Through the use of top-notch video and audio equipment, clinicians and students in SLHOS will offer telehealth consultations that enable efficient diagnosis and treatment of articulation and voice issues. The University of Montana College of Health received a grant from the FCC telehealth grant fund for $684,593 to buy telemedicine kits to enable essential remote telehealth assistance and to purchase internet-connected devices for remotely monitoring patients’ services for underserved, rural, and tribal populations in the state.

The overall objective of expanding telehealth programmes offered by the interprofessional professions and addressing healthcare inequities, according to Killam, is to increase healthcare access.

Telehealth technologies will be utilised to train future health professionals in addition to providing affordable, fair, and equal treatment, she said. Preemptive training of health professions graduates has the ability to change Montana’s healthcare system and overcome the difficulties posed by traditional forms of care, says the university.

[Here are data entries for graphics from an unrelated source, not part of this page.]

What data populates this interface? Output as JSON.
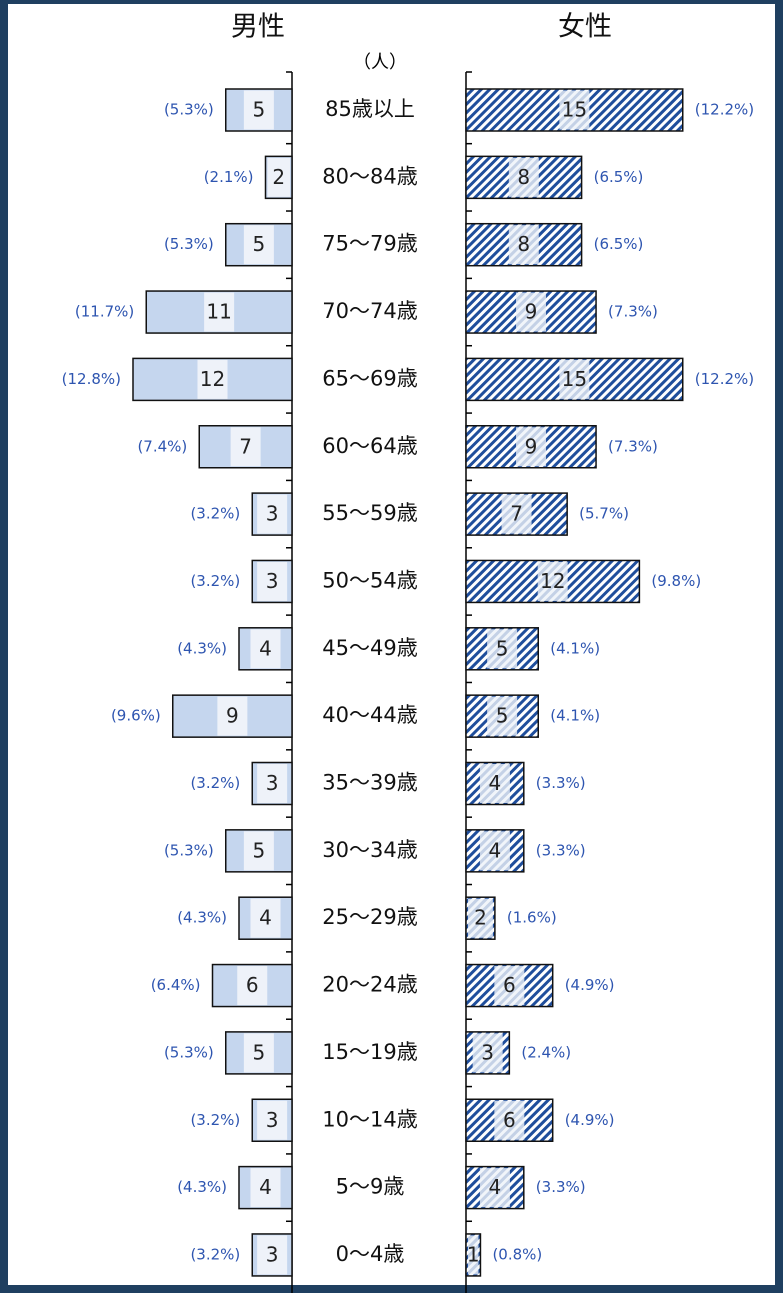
{
  "chart_data": {
    "type": "bar",
    "orientation": "horizontal",
    "unit_label": "（人）",
    "categories": [
      "85歳以上",
      "80～84歳",
      "75～79歳",
      "70～74歳",
      "65～69歳",
      "60～64歳",
      "55～59歳",
      "50～54歳",
      "45～49歳",
      "40～44歳",
      "35～39歳",
      "30～34歳",
      "25～29歳",
      "20～24歳",
      "15～19歳",
      "10～14歳",
      "5～9歳",
      "0～4歳"
    ],
    "series": [
      {
        "name": "男性",
        "color": "#c5d6ee",
        "values": [
          5,
          2,
          5,
          11,
          12,
          7,
          3,
          3,
          4,
          9,
          3,
          5,
          4,
          6,
          5,
          3,
          4,
          3
        ],
        "percent_labels": [
          "(5.3%)",
          "(2.1%)",
          "(5.3%)",
          "(11.7%)",
          "(12.8%)",
          "(7.4%)",
          "(3.2%)",
          "(3.2%)",
          "(4.3%)",
          "(9.6%)",
          "(3.2%)",
          "(5.3%)",
          "(4.3%)",
          "(6.4%)",
          "(5.3%)",
          "(3.2%)",
          "(4.3%)",
          "(3.2%)"
        ]
      },
      {
        "name": "女性",
        "color": "#1f4e9c",
        "values": [
          15,
          8,
          8,
          9,
          15,
          9,
          7,
          12,
          5,
          5,
          4,
          4,
          2,
          6,
          3,
          6,
          4,
          1
        ],
        "percent_labels": [
          "(12.2%)",
          "(6.5%)",
          "(6.5%)",
          "(7.3%)",
          "(12.2%)",
          "(7.3%)",
          "(5.7%)",
          "(9.8%)",
          "(4.1%)",
          "(4.1%)",
          "(3.3%)",
          "(3.3%)",
          "(1.6%)",
          "(4.9%)",
          "(2.4%)",
          "(4.9%)",
          "(3.3%)",
          "(0.8%)"
        ]
      }
    ]
  }
}
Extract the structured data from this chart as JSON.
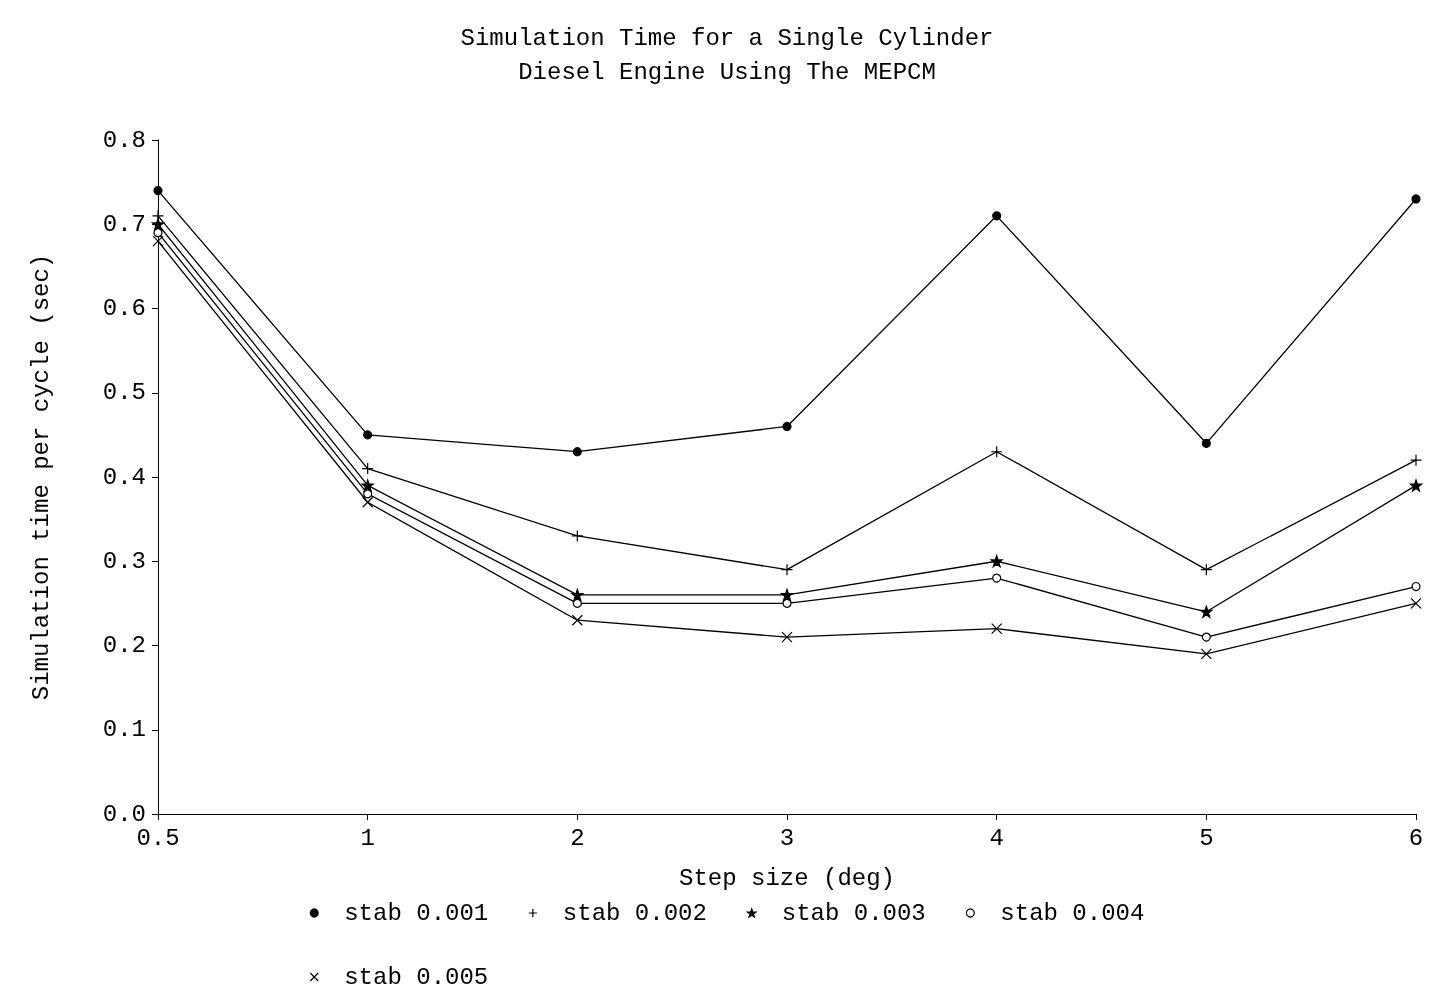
{
  "chart_data": {
    "type": "line",
    "title": "Simulation Time for a Single Cylinder\nDiesel Engine Using The MEPCM",
    "xlabel": "Step size (deg)",
    "ylabel": "Simulation time per cycle (sec)",
    "categories": [
      "0.5",
      "1",
      "2",
      "3",
      "4",
      "5",
      "6"
    ],
    "series": [
      {
        "name": "stab 0.001",
        "color": "#000000",
        "marker": "circle",
        "values": [
          0.74,
          0.45,
          0.43,
          0.46,
          0.71,
          0.44,
          0.73
        ]
      },
      {
        "name": "stab 0.002",
        "color": "#000000",
        "marker": "cross",
        "values": [
          0.71,
          0.41,
          0.33,
          0.29,
          0.43,
          0.29,
          0.42
        ]
      },
      {
        "name": "stab 0.003",
        "color": "#000000",
        "marker": "star",
        "values": [
          0.7,
          0.39,
          0.26,
          0.26,
          0.3,
          0.24,
          0.39
        ]
      },
      {
        "name": "stab 0.004",
        "color": "#000000",
        "marker": "circle",
        "values": [
          0.69,
          0.38,
          0.25,
          0.25,
          0.28,
          0.21,
          0.27
        ]
      },
      {
        "name": "stab 0.005",
        "color": "#000000",
        "marker": "cross",
        "values": [
          0.68,
          0.37,
          0.23,
          0.21,
          0.22,
          0.19,
          0.25
        ]
      }
    ],
    "ylim": [
      0,
      0.8
    ],
    "yticks": [
      {
        "value": 0,
        "label": "0.0"
      },
      {
        "value": 0.1,
        "label": "0.1"
      },
      {
        "value": 0.2,
        "label": "0.2"
      },
      {
        "value": 0.3,
        "label": "0.3"
      },
      {
        "value": 0.4,
        "label": "0.4"
      },
      {
        "value": 0.5,
        "label": "0.5"
      },
      {
        "value": 0.6,
        "label": "0.6"
      },
      {
        "value": 0.7,
        "label": "0.7"
      },
      {
        "value": 0.8,
        "label": "0.8"
      }
    ],
    "grid": false,
    "legend": "bottom",
    "line_style": "solid"
  }
}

According to PT, clinical associate professor at the department of physical therapy and rehabilitation science, Jennifer Bell, the equipment purchased has given physical therapists the ability to monitor patients remotely as they conduct interventions in their homes.

She stated that patients frequently struggle with balance and functional mobility at home. By using technology, they are able to see a patient’s living surroundings and assist their capacity to walk around, decrease the risk of falling, and finish a home exercise programme, says the doctor.